JK: Concentration risk is certainly something that bears watching. Since 2009, about 80% of completed UK longevity risk transactions have been concentrated in just four (re)insurers. However, this is not an extraordinary degree of concentration in wholesale capital markets, for example over-the-counter derivatives markets. Nevertheless, it takes us back to a need for the development of ways for (re)insurers to share these risks, ideally outside the (re)insurance sector. And as we said in that 2006 paper, there are capital markets players that take longer-term investment positions that would make ideal counterparties for such transfers, like private equity firms and sovereign wealth funds.
GW: What’s something that you personally would like to see change in the longevity risk transfer market, and why?
JK: I would like to see longevity risk become tradeable – which is what I thought was going to happen when I was looking at this space nearly twenty years ago – but the obstacles seem to be manifold. (Re)insurers get little to no regulatory relief for risk transfers outside the (re) insurance industry, maybe there’s simply no capital markets appetite for it, or the right transfer instrument design hasn’t been discovered/developed yet.
GW: Finally, John: Looking ahead five years or so. What do you think – hope – the longevity risk transfer market will look like?
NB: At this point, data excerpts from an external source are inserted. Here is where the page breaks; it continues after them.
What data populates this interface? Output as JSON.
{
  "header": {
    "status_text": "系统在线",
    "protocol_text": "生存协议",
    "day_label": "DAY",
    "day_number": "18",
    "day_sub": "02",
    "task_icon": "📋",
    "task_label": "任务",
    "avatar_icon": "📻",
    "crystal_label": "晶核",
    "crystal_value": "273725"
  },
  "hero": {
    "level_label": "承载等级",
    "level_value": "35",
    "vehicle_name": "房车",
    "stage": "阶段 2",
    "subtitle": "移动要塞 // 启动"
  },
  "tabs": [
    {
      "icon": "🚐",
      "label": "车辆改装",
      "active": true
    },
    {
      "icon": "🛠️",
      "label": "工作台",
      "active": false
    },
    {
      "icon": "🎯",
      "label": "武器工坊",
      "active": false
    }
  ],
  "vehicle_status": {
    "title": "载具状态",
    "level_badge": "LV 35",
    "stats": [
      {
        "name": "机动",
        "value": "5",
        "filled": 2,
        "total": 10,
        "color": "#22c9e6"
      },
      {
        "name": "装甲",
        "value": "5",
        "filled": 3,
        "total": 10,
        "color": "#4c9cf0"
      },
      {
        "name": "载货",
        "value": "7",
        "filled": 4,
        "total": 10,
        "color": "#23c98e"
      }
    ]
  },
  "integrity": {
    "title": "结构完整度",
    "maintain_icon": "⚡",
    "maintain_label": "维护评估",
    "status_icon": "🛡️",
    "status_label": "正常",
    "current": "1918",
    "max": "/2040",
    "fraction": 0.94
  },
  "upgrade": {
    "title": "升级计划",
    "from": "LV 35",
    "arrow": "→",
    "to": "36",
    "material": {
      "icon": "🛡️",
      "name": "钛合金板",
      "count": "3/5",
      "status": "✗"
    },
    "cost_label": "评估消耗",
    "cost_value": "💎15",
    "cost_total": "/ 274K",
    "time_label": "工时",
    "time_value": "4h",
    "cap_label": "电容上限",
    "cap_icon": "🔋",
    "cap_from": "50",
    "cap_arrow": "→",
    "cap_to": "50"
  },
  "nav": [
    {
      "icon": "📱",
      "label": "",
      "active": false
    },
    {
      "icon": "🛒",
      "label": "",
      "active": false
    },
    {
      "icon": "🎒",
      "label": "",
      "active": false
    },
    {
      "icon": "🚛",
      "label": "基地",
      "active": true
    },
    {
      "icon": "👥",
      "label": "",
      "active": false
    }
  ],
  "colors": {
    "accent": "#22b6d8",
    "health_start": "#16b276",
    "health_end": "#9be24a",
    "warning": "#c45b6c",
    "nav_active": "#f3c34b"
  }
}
JK: I suspect, sadly, that things won’t be much different at all. There will still be plenty of pension scheme to insurance company transfers in the bulk annuity market, except that maybe the appetite for these deals will begin to peter out somewhat. As I’ve said, there doesn’t seem to be much in the way of regulatory action to support the involvement of the capital markets and so I think that the status quo will remain. I hope I’m wrong.